The Late George Apley (1947)
- Summaries (2)
George and Catherine Apley of Boston lead a proper life in the proper social circle, as did the Apleys before them. When grown daughter Eleanor falls in love with Howard (from New York!), and son John with Myrtle (from Worcester!), the ordered life of the Apley home on Beacon Street is threatened, as is the hoped-for union of John and Apley-cousin Agnes.
It's 1912 Boston. The Apley family, led by its patriarch George, is built on a foundation of the strong traditions of being Bostonians. Anyone who is anyone in Boston knows who the Apleys are, or at least that's what the Apleys would like to believe. George aspires to the writings of Ralph Waldo Emerson, who he sees as espousing the strong traditions upon which he lives.

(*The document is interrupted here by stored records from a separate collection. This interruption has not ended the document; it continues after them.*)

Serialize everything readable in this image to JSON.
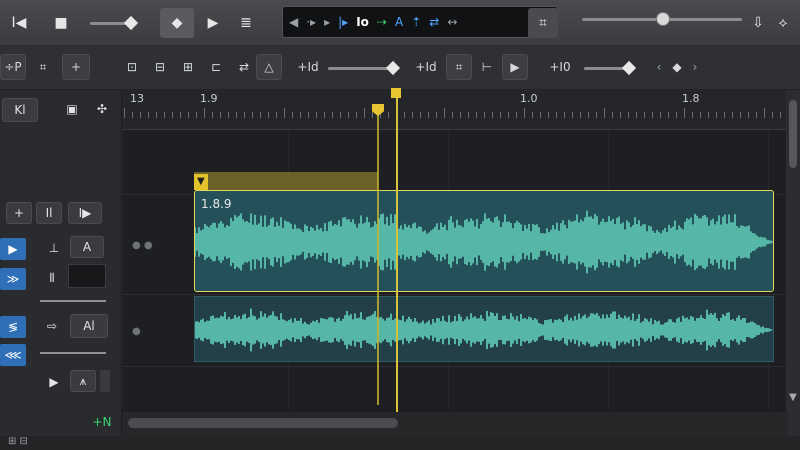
{
  "transport": {
    "play_icon": "play-icon",
    "stop_icon": "stop-icon",
    "record_icon": "record-icon",
    "lcd": {
      "items": [
        "◀",
        "·▸",
        "▸",
        "|▸",
        "Io",
        "⇢",
        "A",
        "⇡",
        "⇄",
        "↔"
      ]
    },
    "right_labels": [
      "⇩",
      "⟡"
    ]
  },
  "toolbar": {
    "left_mode": "÷P",
    "tool_labels": [
      "⌗",
      "+"
    ],
    "right_labels": [
      "+Id",
      "+Id",
      "+I0"
    ],
    "grid_button": "⌗",
    "snap_button": "⊢",
    "zoom_button": "▶"
  },
  "header": {
    "track_name": "Kl",
    "btn_plus": "+",
    "btn_link": "Il",
    "btn_play": "I▶",
    "track1_value": "A",
    "track2_value": "Al",
    "add_label": "+N"
  },
  "ruler": {
    "labels": [
      "13",
      "1.9",
      "1.0",
      "1.8"
    ]
  },
  "regions": [
    {
      "label": "1.8.9"
    },
    {
      "label": ""
    }
  ],
  "colors": {
    "accent": "#e4c22c",
    "wave": "#57b7a7",
    "region_bg": "#24505a",
    "selection": "#2f6fb7"
  }
}
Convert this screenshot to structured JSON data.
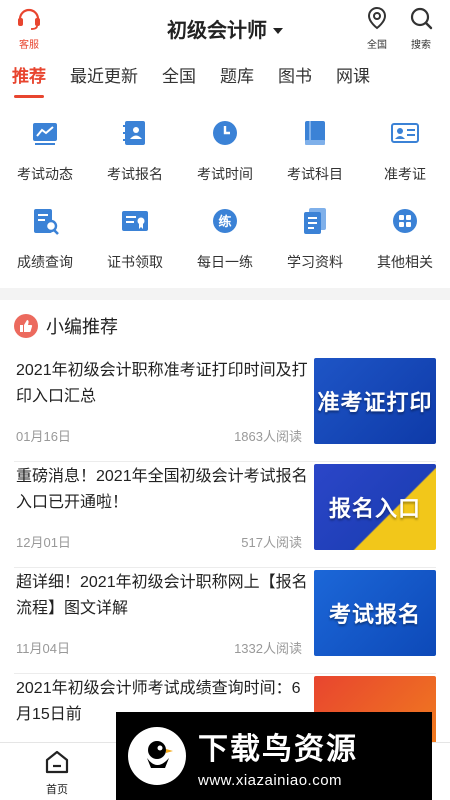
{
  "header": {
    "kefu_label": "客服",
    "title": "初级会计师",
    "region_label": "全国",
    "search_label": "搜索"
  },
  "tabs": [
    {
      "label": "推荐",
      "active": true
    },
    {
      "label": "最近更新",
      "active": false
    },
    {
      "label": "全国",
      "active": false
    },
    {
      "label": "题库",
      "active": false
    },
    {
      "label": "图书",
      "active": false
    },
    {
      "label": "网课",
      "active": false
    }
  ],
  "grid": [
    {
      "label": "考试动态",
      "icon": "trend-chart-icon"
    },
    {
      "label": "考试报名",
      "icon": "contact-book-icon"
    },
    {
      "label": "考试时间",
      "icon": "clock-icon"
    },
    {
      "label": "考试科目",
      "icon": "book-icon"
    },
    {
      "label": "准考证",
      "icon": "id-card-icon"
    },
    {
      "label": "成绩查询",
      "icon": "document-search-icon"
    },
    {
      "label": "证书领取",
      "icon": "certificate-icon"
    },
    {
      "label": "每日一练",
      "icon": "practice-icon"
    },
    {
      "label": "学习资料",
      "icon": "files-icon"
    },
    {
      "label": "其他相关",
      "icon": "apps-grid-icon"
    }
  ],
  "section": {
    "title": "小编推荐",
    "icon": "thumbs-up-icon"
  },
  "articles": [
    {
      "title": "2021年初级会计职称准考证打印时间及打印入口汇总",
      "date": "01月16日",
      "reads": "1863人阅读",
      "thumb_text": "准考证打印"
    },
    {
      "title": "重磅消息！2021年全国初级会计考试报名入口已开通啦！",
      "date": "12月01日",
      "reads": "517人阅读",
      "thumb_text": "报名入口"
    },
    {
      "title": "超详细！2021年初级会计职称网上【报名流程】图文详解",
      "date": "11月04日",
      "reads": "1332人阅读",
      "thumb_text": "考试报名"
    },
    {
      "title": "2021年初级会计师考试成绩查询时间：6月15日前",
      "date": "",
      "reads": "",
      "thumb_text": ""
    }
  ],
  "bottom_nav": {
    "home_label": "首页"
  },
  "watermark": {
    "main": "下载鸟资源",
    "sub": "www.xiazainiao.com"
  },
  "colors": {
    "accent": "#e8452f",
    "divider": "#f3f3f3",
    "icon_blue": "#3b82d6"
  }
}
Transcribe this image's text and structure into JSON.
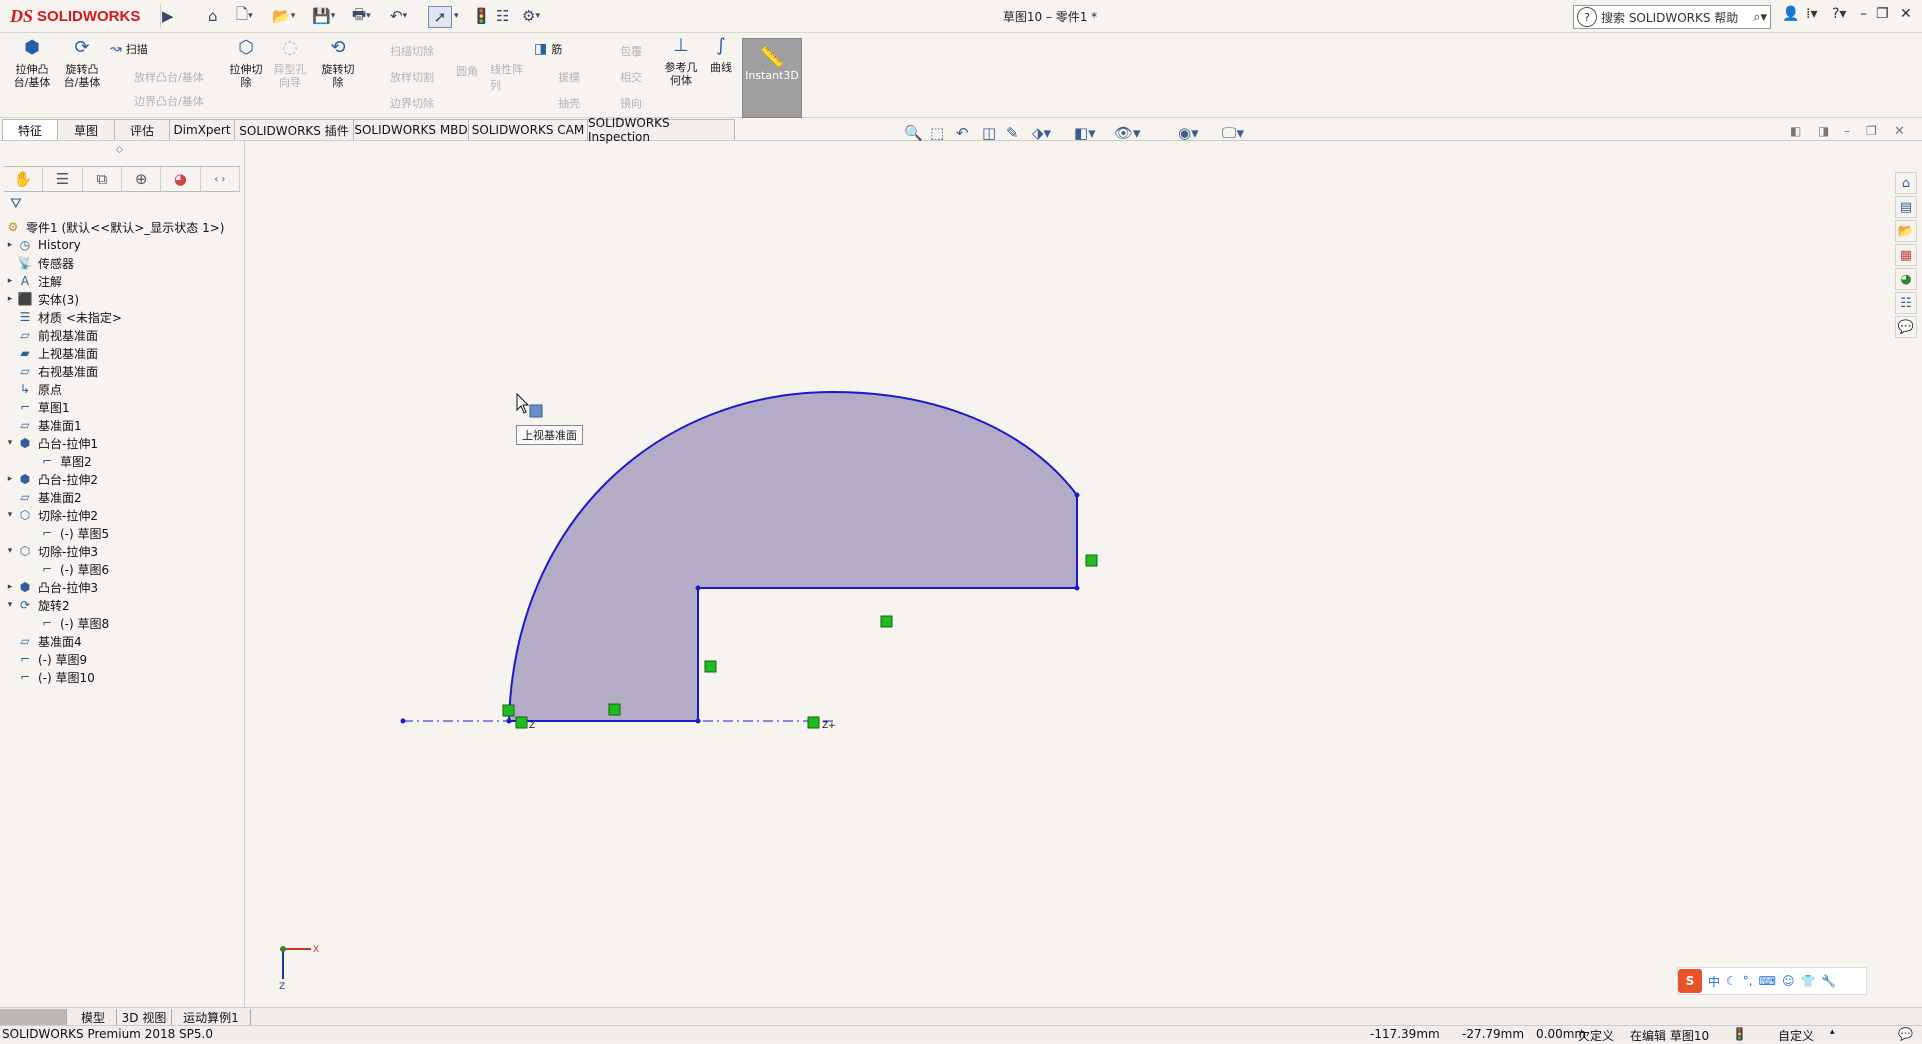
{
  "window": {
    "brand": "SOLIDWORKS",
    "brand_mark": "DS",
    "title": "草图10 – 零件1 *",
    "search_placeholder": "搜索 SOLIDWORKS 帮助"
  },
  "ribbon": {
    "boss_extrude": "拉伸凸\n台/基体",
    "boss_revolve": "旋转凸\n台/基体",
    "sweep": "扫描",
    "loft_boss": "放样凸台/基体",
    "boundary_boss": "边界凸台/基体",
    "cut_extrude": "拉伸切\n除",
    "hole_wizard": "异型孔\n向导",
    "cut_revolve": "旋转切\n除",
    "swept_cut": "扫描切除",
    "lofted_cut": "放样切割",
    "boundary_cut": "边界切除",
    "fillet": "圆角",
    "linear_pattern": "线性阵\n列",
    "rib": "筋",
    "draft": "拔模",
    "shell": "抽壳",
    "wrap": "包覆",
    "intersect": "相交",
    "mirror": "镜向",
    "ref_geometry": "参考几\n何体",
    "curves": "曲线",
    "instant3d": "Instant3D"
  },
  "tabs": [
    "特征",
    "草图",
    "评估",
    "DimXpert",
    "SOLIDWORKS 插件",
    "SOLIDWORKS MBD",
    "SOLIDWORKS CAM",
    "SOLIDWORKS Inspection"
  ],
  "tree": {
    "root": "零件1 (默认<<默认>_显示状态 1>)",
    "items": [
      {
        "label": "History"
      },
      {
        "label": "传感器"
      },
      {
        "label": "注解"
      },
      {
        "label": "实体(3)"
      },
      {
        "label": "材质 <未指定>"
      },
      {
        "label": "前视基准面"
      },
      {
        "label": "上视基准面"
      },
      {
        "label": "右视基准面"
      },
      {
        "label": "原点"
      },
      {
        "label": "草图1"
      },
      {
        "label": "基准面1"
      },
      {
        "label": "凸台-拉伸1"
      },
      {
        "label": "草图2"
      },
      {
        "label": "凸台-拉伸2"
      },
      {
        "label": "基准面2"
      },
      {
        "label": "切除-拉伸2"
      },
      {
        "label": "(-) 草图5"
      },
      {
        "label": "切除-拉伸3"
      },
      {
        "label": "(-) 草图6"
      },
      {
        "label": "凸台-拉伸3"
      },
      {
        "label": "旋转2"
      },
      {
        "label": "(-) 草图8"
      },
      {
        "label": "基准面4"
      },
      {
        "label": "(-) 草图9"
      },
      {
        "label": "(-) 草图10"
      }
    ]
  },
  "canvas": {
    "tooltip": "上视基准面",
    "axis_x": "X",
    "axis_z": "Z",
    "sketch_label_z": "Z",
    "sketch_label_zp": "Z+"
  },
  "ime": {
    "label": "中"
  },
  "bottom_tabs": [
    "模型",
    "3D 视图",
    "运动算例1"
  ],
  "status": {
    "product": "SOLIDWORKS Premium 2018 SP5.0",
    "x": "-117.39mm",
    "y": "-27.79mm",
    "z": "0.00mm",
    "state": "欠定义",
    "editing": "在编辑 草图10",
    "units": "自定义"
  },
  "colors": {
    "sketch_line": "#1a1acc",
    "sketch_fill": "#b4acc6",
    "relation_marker": "#22bb22",
    "brand_red": "#d3181f"
  }
}
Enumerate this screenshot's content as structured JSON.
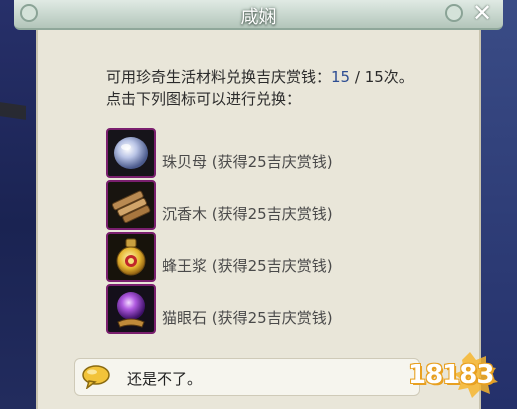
{
  "window": {
    "title": "咸娴",
    "close_glyph": "✕"
  },
  "info": {
    "line1_prefix": "可用珍奇生活材料兑换吉庆赏钱：",
    "current": "15",
    "separator": " / ",
    "total": "15次。",
    "line2": "点击下列图标可以进行兑换："
  },
  "items": [
    {
      "label": "珠贝母 (获得25吉庆赏钱)",
      "icon": "pearl-icon"
    },
    {
      "label": "沉香木 (获得25吉庆赏钱)",
      "icon": "wood-icon"
    },
    {
      "label": "蜂王浆 (获得25吉庆赏钱)",
      "icon": "royal-jelly-icon"
    },
    {
      "label": "猫眼石 (获得25吉庆赏钱)",
      "icon": "cat-eye-gem-icon"
    }
  ],
  "option": {
    "label": "还是不了。",
    "icon": "speech-bubble-icon"
  },
  "watermark": {
    "text": "18183"
  },
  "colors": {
    "panel_bg": "#e9e6d9",
    "count_blue": "#2d4d92",
    "slot_border": "#7a1f6e"
  }
}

George and his wife Catherine's life, and by extension that of George's extended family, is turned upside down when their two children go against the traditions of the family. Daughter Eleanor has fallen in love with Howard Boulder, who is not only not originally from Boston but is not a Harvard man. And the family believes that son John is courting his cousin, Agnes Willing, as he should be. Agnes also believes this to be the case. But that belief is false as John has fallen in love with someone outside his circle, namely Myrtle Dole, who is not only the daughter of a mechanic, but is - aghast to George - a foreigner: she lives in Worcester. George tries to convince his children that they should follow his strict moral traditions. He can't quite understand why his family and public life isn't falling into place like tradition dictates it should.